Russian celebrities ask Putin to release Greenpeace activists
A number of Russian celebrities and journalists have asked President Vladimir Putin to release the crew of Greenpeace’s Arctic Sunrise icebreaker, who were detained in September after their attempt to board a Russian oil drilling rig in the Polar region.
Russian writers Zakhar Prilepin and Lev Rubinshtein, musician Andrey Makarevich, joined several other actors and journalists in signing an open letter to the Russian president. The letter was sent to the Kremlin earlier this week and published on the Greenpeace website on November 5.
The idea of such a message appeared some time ago, according to Greenpeace.
“Many celebrities kept on offering their help to us. About a week ago the message was written, under which signatures were collected,” the Greenpeace press service said in a statement.
The letter urged Putin to release that the crew of the ship, which includes a doctor, a cook, a photographer and a videographer from several different counties, because they are victims of a misunderstanding.

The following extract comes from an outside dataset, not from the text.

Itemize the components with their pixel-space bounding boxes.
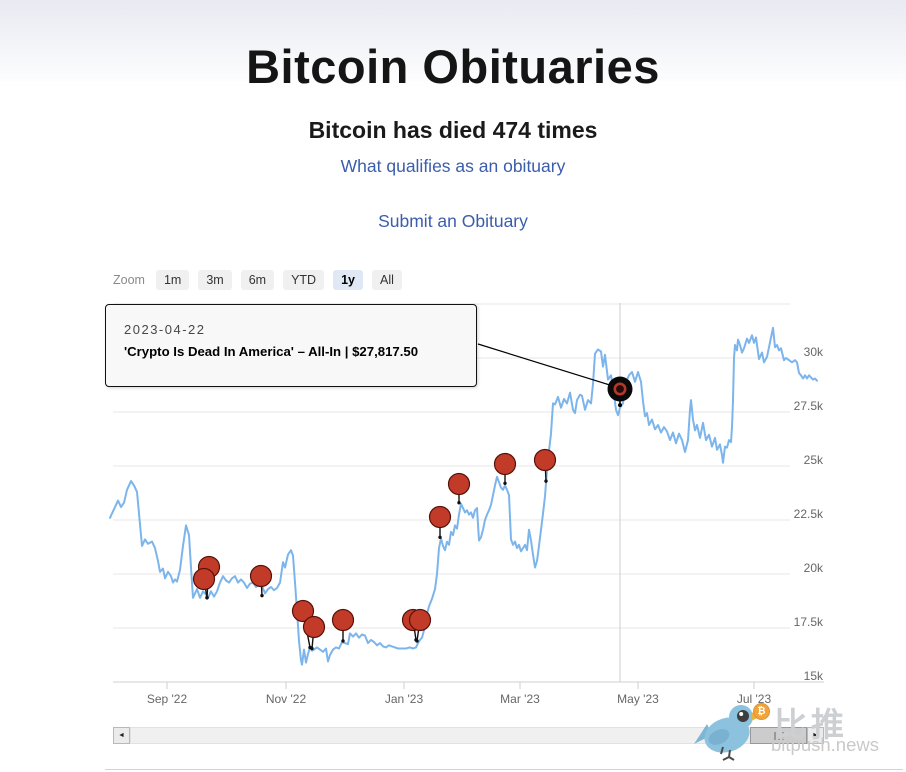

The letter emphasizes that the protest was aimed at protecting the nature of the Arctic against possible pollution resulting from oil field development.
“It is sad to observe that only the Russian part of the Arctic is currently open to multiple foreign corporations, while other countries, such as Norway, refuse new oil production projects. Russia is one of the main countries in the Arctic region, and therefore can become the key to its salvation.”
The activists have been have been held in a detention facility in Murmansk for almost two months as they await their trail.
The letter stated also that the detention of the environmentalists could have a negative effect on the Russia’s image, especially as detainees are not only Russian citizens, but also citizens of Canada, New Zealand, Brazil, Argentina, Finland, Ukraine, Netherlands, Switzerland, Great Britain, Poland, Denmark, Australia, France and Italy. The authors added that the legal proceedings are being carefully monitored all over the world.
Andrey Makarevich told the newspaper Moskovskiy Komsomolets said he said he signed the letter because “these people did not seize anything, they were not armed, they are neither pirates nor gangsters. It is absolutely clear what they are trying to draw to our attention through their actions, and what has to be done. If we contaminate the Arctic, life on Earth will become seriously undermined.”
He also mentioned that this was a very bad trend for innocent people to be held in prison for over a month already. “I’d like to hope that our voice will be heard,” he added.
This is the second letter of appeal written to Putin asking for the crew’s release, the first one was written by a number of Nobel prize winners. However, the president’s press secretary responded at the time that the head of the country could not resolve this issue; only a judge could make a legal decision.
According to Igor Chestin, director of the Russian office of the World Wildlife Fund, such an action as this letter to the President is undoubtedly useful. At the same time, he is sure that if the letter had been signed not by celebrities and journalists, but by businessmen or church ministers, “the issue would have made progress faster.”